Author: Margarita Rayzberg

CompCoRe Chronicle Issue 2 published

The second issue of CompCoRe Chronicle is out. This issue includes accomplishments from the team, insights about current events from several country teams, and a research note about how national leaders used (or didn’t) war metaphors when addressing their constituencies about the pandemic. Read the full newsletter here.

Tooze presents his new book, Shutdown, in conversation with Hilgartner and Jasanoff, moderated by Özgöde

Historian Adam Tooze (Columbia University) discussed his forthcoming book, Shutdown, at the first STS@Tea, a new series of occasional events co-organized by Harvard STS and CompCoRe. Using a critical macro-finance framework, he examined how the Federal Reserve’s emergency interventions in the US Treasury market in early 2020 made lockdowns possible throughout the world.  Hilgartner and Jasanoff engaged with Tooze’s global perspective from a comparative STS perspective, arguing that the nation state was the key unit of analysis for understanding why many wealthy nations failed to control the virus. Despite their orthogonal perspectives, the consensus was that economic resources were necessary but not sufficient to  manage the pandemic. The event was moderated by Özgöde.

Jasanoff speaks at opening night of Science Gallery Bengaluru exhibition

Sheila Jasanoff gave a keynote lecture titled “Control, Consensus, Chaos: The Global Response to the Pandemic” at the opening night of CONTAGION, an online exhibition that explores the transmission of emotions, behaviours and diseases.

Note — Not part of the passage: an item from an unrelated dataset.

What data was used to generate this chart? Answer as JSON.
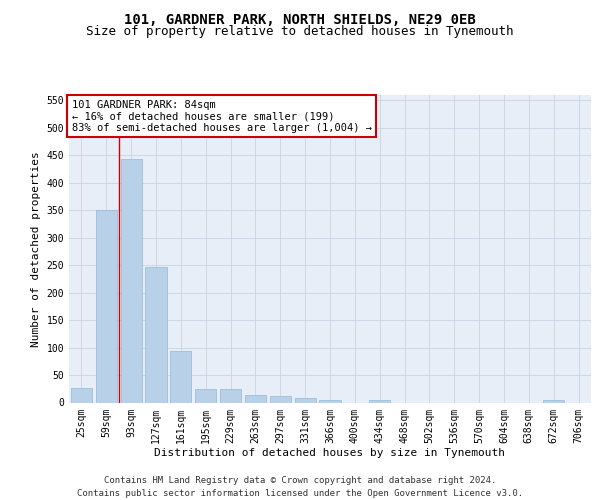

The lecture drew on CompCoRe findings and how they might inform our understanding of the human impacts of the pandemic. Science Gallery Bengaluru organized the exhibition.  

Jasanoff advises NASEM on pandemic preparedness

Sheila Jasanoff spoke on “Social and Political Context of Preparedness” at the first meeting of the Influenza Public Health Interventions Committee at National Academies of Sciences, Engineering, and Medicine (NASEM). Her talk counseled the committee on priorities for analyzing the COVID-19 pandemic and related events. The committee is tasked with strengthening non-vaccine measures for seasonal and pandemic influenza.

Hilgartner, Hurlbut, and Jasanoff publish policy forum in Science

Stephen Hilgartner, Benjamin Hurlbut, and Sheila Jasanoff argue that US discourse about lack of trust in science needs to be reframed and show that treating political disagreements as being mainly about evidence undermines democracy. They also propose ways to build a more progressive politics of science.   

Brazilian team publishes an analysis of vaccine politics in Brazil

The piece, which addresses disputes over the authorization and rollout of vaccines, appeared in Backchannels, the Society for Social Studies of Science blog. The post links anti-vaccine sentiment to political rupture between João Doria, São Paulo’s governor, and President Jair Bolsonaro.